Cavaioli v. Board of Trustees of the State University

— In an action, inter alia, for a judgment declaring Education Law § 355-a unconstitutional, plaintiffs appeal from an order and judgment (one paper) of the Supreme Court, Nassau County (Burke, J.), entered April 13, 1984, which, inter alia, granted defendants’ motion to dismiss the complaint.

Order and judgment modified, on the law, by (1) adding a provision declaring that Education Law § 355-a is constitutional, and (2) adding after "is hereby dismissed” the words "in all other respects on the merits” (see, Lanza v Wagner, 11 NY2d 317, 334, appeal dismissed 371 US 74, cert denied 371 US 901). As so modified, order and judgment affirmed, without costs or disbursements.

Plaintiffs are professional employees of the State University of New York Agricultural and Technical College at Farming-dale, a two-year college. They challenge the constitutionality of Education Law § 355-a, which delegates to the State University Trustees the task of determining the salary schedule for the system’s professional employees. Plaintiffs further challenge, also on constitutional grounds, the actions of the Trustees in promulgating a salary schedule which differentiates between professionals at the two-year colleges and their counterparts at the four-year colleges and universities.

Although Education Law § 355-a does not by its terms provide standards for the determination of appropriate salaries, the field of salary determination is not amenable to the dictation of "rigid formulas” by the Legislature to administrative officials (see, Matter of Nicholas v Kahn, 47 NY2d 24, 31). Sufficient standards for the determination of salaries are found in those statutes which impose general duties and obligations upon the Trustees (see, Education Law §§ 354, 355). The delegation of power in Education Law § 355-a was, therefore, not unconstitutional.

Turning to plaintiffs’ claims against the Trustees for back pay, we note that the Supreme Court has jurisdiction to render declaratory judgments (CPLR 3001), and although claims that are primarily against the State for damages must be brought in the Court of Claims (see, Cass v State of New York, 58 NY2d 460, 463), the Supreme Court may consider a claim for injunctive relief against the State as long as the claim is not primarily one for damages, (see, e.g., Weissman v Evans, 56 NY2d 458). Plaintiffs’ claims for back pay were not *690the primary claims, but, rather, were annexed to and dependent upon the claim seeking the requisite preliminary determination that the Trustees’ actions were unconstitutional. The Supreme Court should therefore have retained jurisdiction over those causes of action.
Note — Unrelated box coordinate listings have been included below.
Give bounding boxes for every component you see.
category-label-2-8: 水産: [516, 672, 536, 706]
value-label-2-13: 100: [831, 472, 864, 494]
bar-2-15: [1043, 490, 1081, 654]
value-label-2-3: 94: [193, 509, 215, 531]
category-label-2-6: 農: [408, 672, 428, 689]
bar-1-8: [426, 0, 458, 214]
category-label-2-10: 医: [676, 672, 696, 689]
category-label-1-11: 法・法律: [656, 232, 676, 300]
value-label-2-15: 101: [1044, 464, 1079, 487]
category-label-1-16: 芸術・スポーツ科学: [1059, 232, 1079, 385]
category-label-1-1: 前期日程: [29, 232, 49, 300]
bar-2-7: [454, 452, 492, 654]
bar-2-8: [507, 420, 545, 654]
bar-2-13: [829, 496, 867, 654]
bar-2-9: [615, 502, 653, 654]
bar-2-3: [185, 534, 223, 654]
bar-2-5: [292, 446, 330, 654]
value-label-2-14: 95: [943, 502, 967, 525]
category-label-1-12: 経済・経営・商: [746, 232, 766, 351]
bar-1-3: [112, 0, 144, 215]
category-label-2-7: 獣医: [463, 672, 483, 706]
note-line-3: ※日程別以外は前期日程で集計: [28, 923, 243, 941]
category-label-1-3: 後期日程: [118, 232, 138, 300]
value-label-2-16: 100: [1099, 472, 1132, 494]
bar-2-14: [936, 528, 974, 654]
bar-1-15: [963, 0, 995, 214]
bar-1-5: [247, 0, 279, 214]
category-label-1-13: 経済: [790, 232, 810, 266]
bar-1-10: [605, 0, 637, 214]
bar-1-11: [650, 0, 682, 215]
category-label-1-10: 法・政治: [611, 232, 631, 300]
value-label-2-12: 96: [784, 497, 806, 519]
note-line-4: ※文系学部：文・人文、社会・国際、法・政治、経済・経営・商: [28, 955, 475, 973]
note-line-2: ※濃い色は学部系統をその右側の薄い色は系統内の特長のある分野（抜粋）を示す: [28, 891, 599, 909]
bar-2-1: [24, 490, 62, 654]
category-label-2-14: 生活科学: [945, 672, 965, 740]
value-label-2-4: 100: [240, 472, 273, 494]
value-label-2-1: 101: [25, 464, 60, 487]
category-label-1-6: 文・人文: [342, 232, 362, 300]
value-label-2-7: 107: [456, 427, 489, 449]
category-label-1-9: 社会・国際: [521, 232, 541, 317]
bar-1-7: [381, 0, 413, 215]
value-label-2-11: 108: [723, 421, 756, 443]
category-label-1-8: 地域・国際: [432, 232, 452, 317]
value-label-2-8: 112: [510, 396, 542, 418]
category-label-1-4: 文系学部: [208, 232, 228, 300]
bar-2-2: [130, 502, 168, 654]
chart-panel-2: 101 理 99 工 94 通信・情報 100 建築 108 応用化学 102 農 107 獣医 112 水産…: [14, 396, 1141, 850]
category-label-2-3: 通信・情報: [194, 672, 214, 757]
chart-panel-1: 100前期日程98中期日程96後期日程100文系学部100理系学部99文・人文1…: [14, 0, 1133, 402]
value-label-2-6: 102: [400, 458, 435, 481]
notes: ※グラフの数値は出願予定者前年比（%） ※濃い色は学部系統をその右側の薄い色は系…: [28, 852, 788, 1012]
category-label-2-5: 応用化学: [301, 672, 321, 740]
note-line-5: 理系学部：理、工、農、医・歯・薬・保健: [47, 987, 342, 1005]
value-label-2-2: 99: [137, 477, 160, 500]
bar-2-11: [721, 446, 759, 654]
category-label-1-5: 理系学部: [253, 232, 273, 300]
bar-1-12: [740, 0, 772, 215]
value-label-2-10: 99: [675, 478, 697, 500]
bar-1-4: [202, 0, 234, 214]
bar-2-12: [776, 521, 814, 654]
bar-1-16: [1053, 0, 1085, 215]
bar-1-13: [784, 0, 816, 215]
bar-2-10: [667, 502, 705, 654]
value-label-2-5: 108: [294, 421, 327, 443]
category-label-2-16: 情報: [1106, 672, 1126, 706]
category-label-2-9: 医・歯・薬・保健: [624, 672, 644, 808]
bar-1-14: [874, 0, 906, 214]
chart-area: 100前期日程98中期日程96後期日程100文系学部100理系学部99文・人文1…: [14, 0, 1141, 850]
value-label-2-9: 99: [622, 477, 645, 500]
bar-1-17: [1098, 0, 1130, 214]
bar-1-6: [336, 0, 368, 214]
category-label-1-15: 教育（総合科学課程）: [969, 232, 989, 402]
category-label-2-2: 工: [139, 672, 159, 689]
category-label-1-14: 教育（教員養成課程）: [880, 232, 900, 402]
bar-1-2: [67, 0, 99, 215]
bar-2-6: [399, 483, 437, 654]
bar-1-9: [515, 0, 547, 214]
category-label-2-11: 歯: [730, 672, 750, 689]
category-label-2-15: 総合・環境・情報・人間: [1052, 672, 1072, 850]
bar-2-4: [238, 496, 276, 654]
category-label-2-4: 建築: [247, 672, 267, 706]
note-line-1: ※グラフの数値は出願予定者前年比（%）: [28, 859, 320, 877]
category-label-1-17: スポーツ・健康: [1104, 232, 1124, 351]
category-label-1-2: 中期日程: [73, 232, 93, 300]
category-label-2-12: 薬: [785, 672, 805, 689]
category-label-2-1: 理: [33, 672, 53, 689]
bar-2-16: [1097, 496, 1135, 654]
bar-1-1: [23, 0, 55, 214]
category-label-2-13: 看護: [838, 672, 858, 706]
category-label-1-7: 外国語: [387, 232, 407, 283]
However, upon examination of the merits of plaintiffs’ claims against the Trustees, which alleged that they had formulated an arbitrary, capricious and discriminatory salary schedule, it is apparent that the Trustees did, in fact, have a reasonable basis for the distinctions drawn by the salary schedule (see, Matter of Tolub v Evans, 58 NY2d 1, 8, appeal dismissed 460 US 1076). Therefore, these claims must also fail. Mollen, P. J., Mangano, Lawrence and Hooper, JJ., concur.